Bonnie and Michael Haim
Bonnie eventually decided to leave her husband, and in preparation, opened a bank account in her own name. To keep her plans secret, Bonnie had the bank statements mailed to her at work. According to Eveann, Michael was enraged when he found out. Bonnie closed the account. But according to those closest to her, Bonnie never wavered in her plan to divorce Michael. She gave money to a friend for safekeeping, put down a deposit on her own apartment, and enrolled her son in a new preschool.
But all that changed on the night of January 6, 1993. That evening, Bonnie came home from work at around 7:30 PM. She intended to drop by Eveann’s later, to finalize plans for a friend’s baby shower. According to Eveann, Bonnie called her at 8:30:
“She was crying and she was upset. I asked why, she said that she and Mike had gotten into a discussion. And I asked her if she wanted me to call her back later. And she said no, that she would just talk to me in the morning.”
The next morning, neither Bonnie nor Michael showed up at work. However, hopes for Bonnie’s safe return began to dim that same morning. Her purse turned up roughly five miles from home, buried in a motel dumpster near the Jacksonville airport. According to Detective Robert Hinson of the Jacksonville Sheriff’s Department, robbery was not a motive due to the amount of money and credit cards left in the purse:
“The purse was secured by a maintenance worker, and a police officer was called to the scene, along with family members.”
Michael insisted from the start that he was not involved in his wife’s disappearance. He said that on the night of January 6th, Bonnie drove off alone after an argument at around 11 PM. According to Detective Hinson, Michael stated that he called his mother, Carolyn Haim, and asked her to watch Aaron while he looked for Bonnie:
“According to Carol and Mike, he was gone approximately 45 minutes. Then after he allegedly did that, he returned to the house where he waited until the next morning and never called the police, and called in and told his employer that he was going to be sick that day.”
Detective Hinson was less than convinced by Haim’s account. His instincts led him back to the Jacksonville Airport, near the motel. Sure enough, it was there that Detective Hinson found Bonnie’s car, abandoned in a parking lot:
“What was unusual was the positioning of the driver’s seat, which appeared to be farther back than would have been comfortable for Bonnie. It was more in relation to someone about Michael Haim’s size. After the vehicle was processed, we found a shoe print on the driver’s side floor board. It was a very pristine print.”
Police concluded that the print had been made by the last person to drive the car. The distinctive tread pattern was traced to a rare style of athletic shoe. The exact pair was owned by none other than Michael Haim. However, Bonnie’s father Robert Pasciuto did not feel the shoe print had any significance:
“If it’s his footprint, I’m not sure it means anything. My footprint is in my wife’s car, that doesn’t mean I have ever done her any harm.”

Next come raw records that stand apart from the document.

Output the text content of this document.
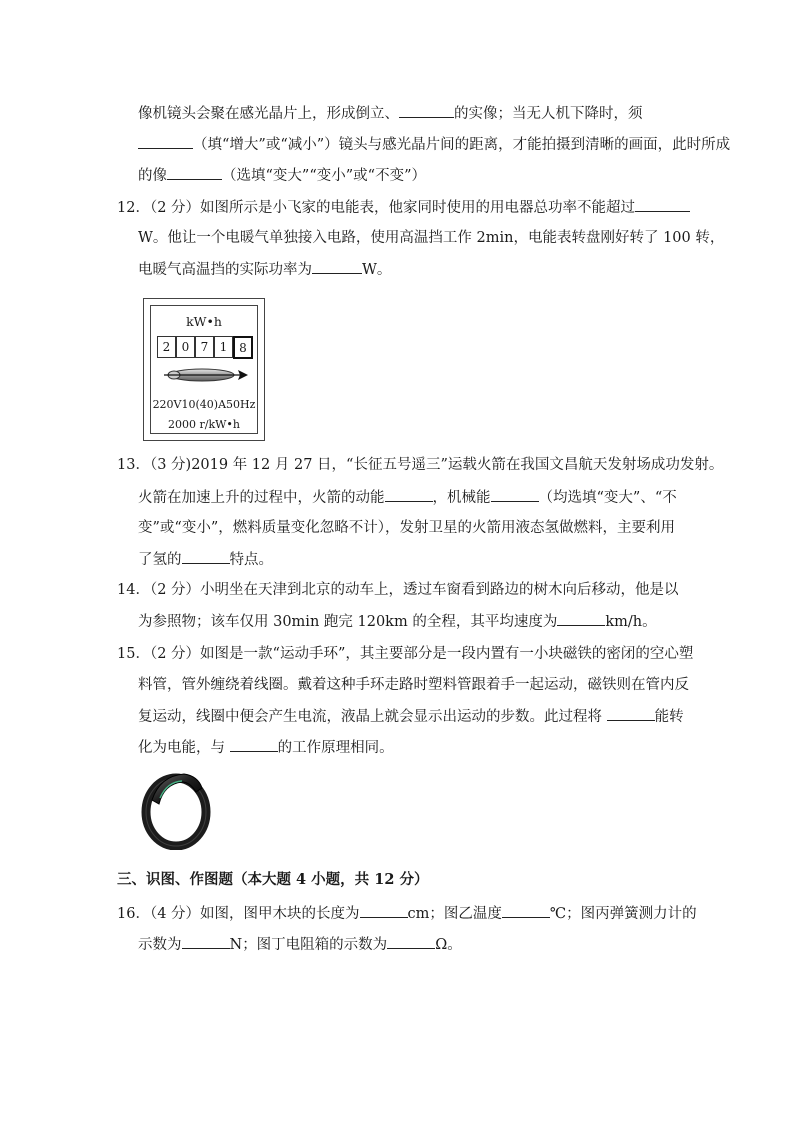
像机镜头会聚在感光晶片上，形成倒立、	的实像；当无人机下降时，须
（填“增大”或“减小”）镜头与感光晶片间的距离，才能拍摄到清晰的画面，此时所成
的像	（选填“变大”“变小”或“不变”）
12．（2 分）如图所示是小飞家的电能表，他家同时使用的用电器总功率不能超过
W。他让一个电暖气单独接入电路，使用高温挡工作 2min，电能表转盘刚好转了 100 转，
电暖气高温挡的实际功率为	W。
kW•h
2 0 7 1 8
220V10(40)A50Hz
2000 r/kW•h
13．（3 分)2019 年 12 月 27 日，“长征五号遥三”运载火箭在我国文昌航天发射场成功发射。
火箭在加速上升的过程中，火箭的动能	，机械能	（均选填“变大”、“不
变”或“变小”，燃料质量变化忽略不计），发射卫星的火箭用液态氢做燃料，主要利用
了氢的	特点。
14．（2 分）小明坐在天津到北京的动车上，透过车窗看到路边的树木向后移动，他是以
为参照物；该车仅用 30min 跑完 120km 的全程，其平均速度为	km/h。
15．（2 分）如图是一款“运动手环”，其主要部分是一段内置有一小块磁铁的密闭的空心塑
料管，管外缠绕着线圈。戴着这种手环走路时塑料管跟着手一起运动，磁铁则在管内反
复运动，线圈中便会产生电流，液晶上就会显示出运动的步数。此过程将	能转
化为电能，与	的工作原理相同。
三、识图、作图题（本大题 4 小题，共 12 分）
16．（4 分）如图，图甲木块的长度为	cm；图乙温度	℃；图丙弹簧测力计的
示数为	N；图丁电阻箱的示数为	Ω。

Next, in a bold attempt to uncover the truth, Detective Hinson arranged for a child psychologist to interview Bonnie and Michael’s son:
“From what Aaron told us that day, my only conclusion was that there had been a domestic fight and that Michael Haim had killed his wife and had removed her, and that their three and a half year old son Aaron Haim had witnessed this.”
However, Bonnie’s father Robert was unconvinced by his grandson’s testimony:
“The credibility of a child is something that you have to judge in perspective. He’s said a couple of things that we know were not true. Mom’s car is in the lake. We know her car wasn’t there.”
The families continue to be split about what, if anything, Michael knows about his wife’s disappearance.
Bonnie has been declared legally dead and a civil court found Michael Haim liable in her death. He was ordered to pay $26.3 million dollars to his son and to his wife’s estate. Haim’s parental rights have been terminated. No criminal charges have been filed. Michael Haim maintains his innocence to this day.